Blog Tour: Promise Me This

Promise Me This
Cathy Gohlke
Tyndale, 2012

When I saw this available for review from Tyndale, I was intrigued. I haven't read much historical fiction about the Titanic, but with the anniversary approaching, I decided to give it a go. Promise Me This quickly swept me into the story, and didn't let me go.

I'm going to be very careful with this review, because there is something to be gained from going into this reading without knowing all the details. (Or maybe I just want everyone to experience the 'What on earth?!' feeling I had when I got to a certain part.) The main characters are Annie Hall and Michael Dunnagan. Annie comes from a distinguished and wealthy - though somewhat haunted - London family. Michael is an Irish orphan, fighting for survival on the streets and docks. The link between the two is Owen - Annie's big brother, who takes Michael under his wing, quite literally giving him new life.

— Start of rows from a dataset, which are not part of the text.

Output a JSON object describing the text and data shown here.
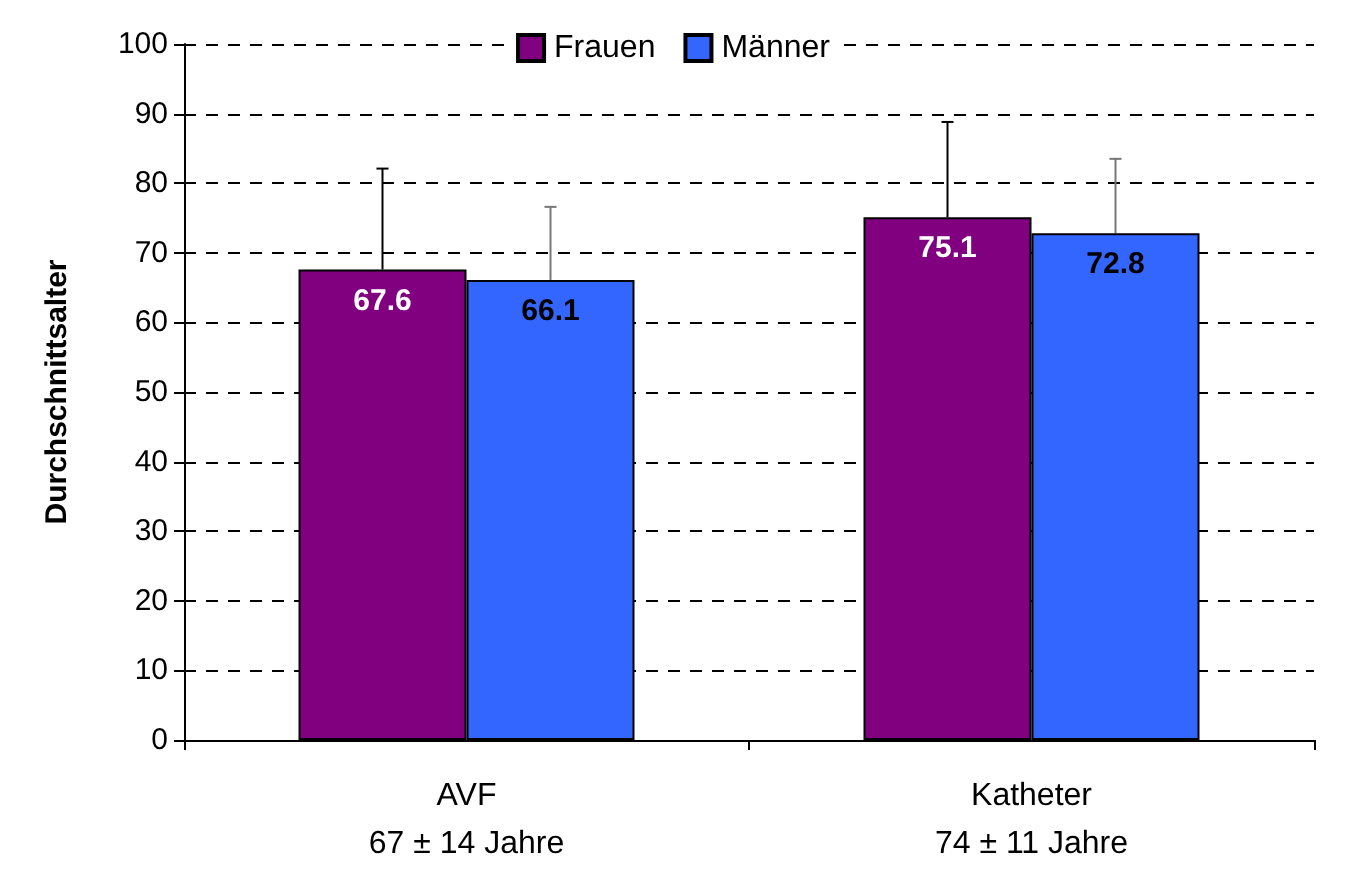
{
  "chart_data": {
    "type": "bar",
    "ylabel": "Durchschnittsalter",
    "categories": [
      "AVF\n67 ± 14 Jahre",
      "Katheter\n74 ± 11 Jahre"
    ],
    "series": [
      {
        "name": "Frauen",
        "color": "#800080",
        "values": [
          67.6,
          75.1
        ],
        "errors": [
          [
            67.6,
            82.1
          ],
          [
            75.1,
            88.8
          ]
        ]
      },
      {
        "name": "Männer",
        "color": "#3366ff",
        "values": [
          66.1,
          72.8
        ],
        "errors": [
          [
            66.1,
            76.6
          ],
          [
            72.8,
            83.5
          ]
        ]
      }
    ],
    "ylim": [
      0,
      100
    ],
    "yticks": [
      0,
      10,
      20,
      30,
      40,
      50,
      60,
      70,
      80,
      90,
      100
    ],
    "grid": "y",
    "legend": "top",
    "data_labels": true
  }
}
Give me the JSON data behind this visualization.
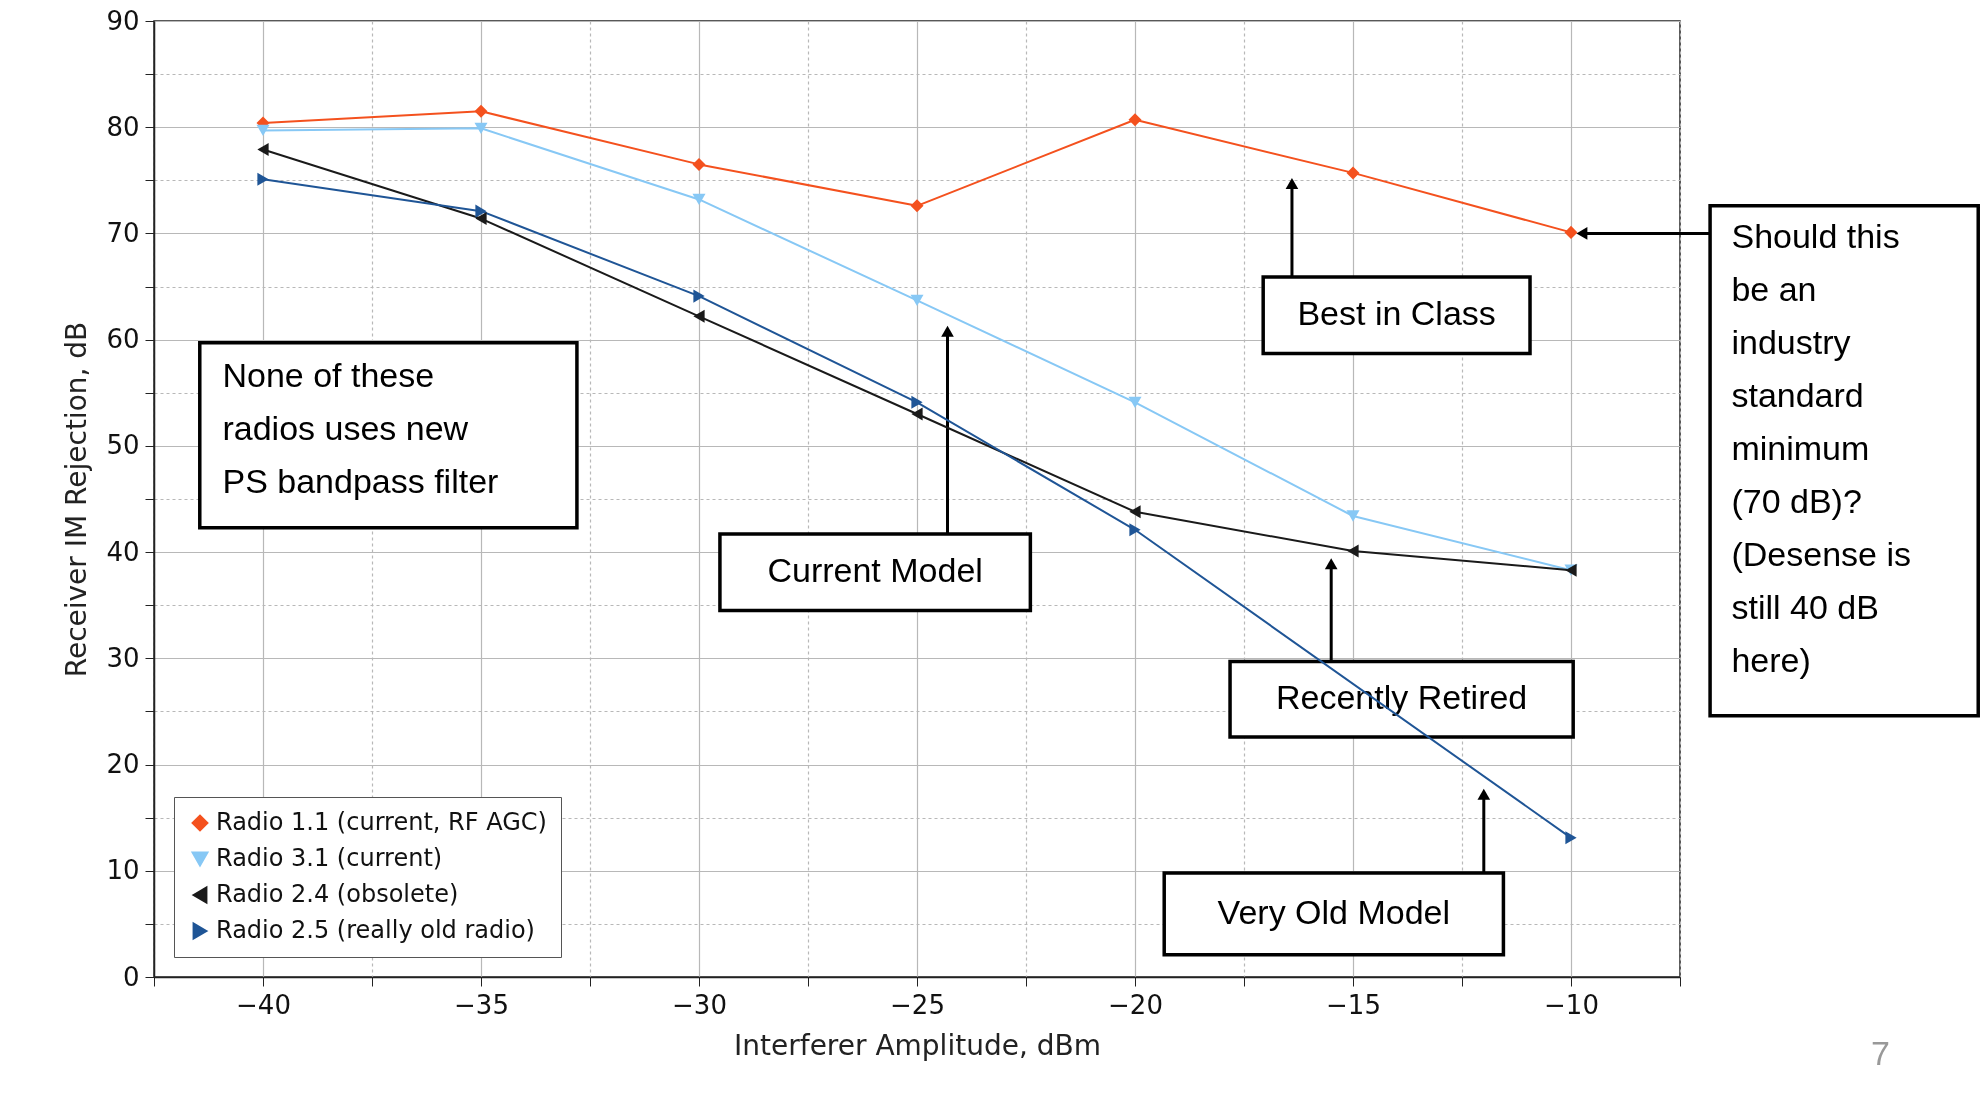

Owen sets sail on the Titanic, discovering Michael stowed away a few days into the voyage. Realizing God had some purpose for the boy reappearing in his life this way, Owen begins to teach Michael everything he knows about gardens and plants - preparing him for a new start in America, and adopting him as a brother. But the Titanic has a date with an iceberg, and Owen never makes it to New Jersey, though he makes sure Michael does. And Michael vows to do all he can to bring Annie safely to America too, fulfilling Owen's promises and goals. Annie however, is less inclined to go along with this plan, finding it hard to forgive Michael for living when she is forced to lose so much. So begins a long, painful journey of healing and reconciliation - and the all-powerful force of Love.

Annie and  Michael each struggle with their own demons, eventually learning that the only way forward is to embrace the life they're given and the people who love them. They become friends, then more - and plans are set in place for Annie to join Michael and her aunt in New Jersey. When World War I breaks out, those plans are halted, and a new chapter in Annie and Michael's story begins. Annie's letters stop abruptly one day, and she seems to disappear into thin air. Michael returns to England, then goes on to the front lines in France, to find her. What follows is a story that breaks your heart and makes you smile all at once.

I loved this book, but at least once I was sorely tempted to throw it at the wall and scream. Gohlke does a masterful job of creating characters that I can relate to and cheer for, and then wham!, out of nowhere a story twist comes that - seriously - made me want to shriek. But I kept reading! And man, the reward was worth the momentary frustration. So take heart, readers! Keep reading, and you'll be happy again! I promise you this. It's an emotional read - having not read any Titanic fiction, the scenes surrounding the sinking and aftermath were intense. I am a fan of WWI stories, so was more prepared for that emotional rollercoaster. Promise Me This is a exceptional piece of historical fiction I think: it has the historical details to make it feel real, but it's not overly 'historical' - there is a lot of emphasis placed on the characters, on Annie and Michael, but also the secondary/supporting cast. It's like visiting with people from the past, and experiencing their experiences. On the whole, very glad I read it.

Book provided by publisher for review.

For more information about Promise Me This, check out:
Cathy's site  http://www.cathygohlke.com
Tyndale Tyndale.com
The full blog tour schedule


  1. Thank you, Rebecca, for your excellent review of PROMISE ME THIS. I smiled, and nearly wept, then smiled again at your description of your roller coaster ride through the story. Life, and books, are sometimes like that. I'm so glad you made the journey and shared it with your readers.

    1. Life certainly is an up-and-down ride :o)
      I thoroughly enjoyed the read, and was happy to be a part of the tour!

  2. Can't wait to read this one- it's on my list!

  3. Promise Me This was very well-researched and well-written. One thing I thought was really neat was that the author, Cathy Gohlke, had actually found the name "Owen Allum" on a copy of the ship's manifest, and researched his history. From this she developed the character of Owen Allen, who, even though he has only a short time in this book, is a central character because of how his life intertwined with Annie's and Michael's. Cathy also has a real gift for creating believable locations, as well as characters. From the lavish interior of Titanic to the grim ocean waters where she sank; from the city streets of England to the battlefields of France; from the Irish slums to the peace of small-town New Jersey, every setting felt real. I found myself caring about the characters and what happened to them. I was sad when Owen died. I really wanted to do away with Aunt Eleanor. :) I cheered for Michael in his dogged determination to keep his promises to Owen, and to find Annie. And I especially loved the theme of self-sacrifice and "greater love hath no man than this . . . " that ran through the book.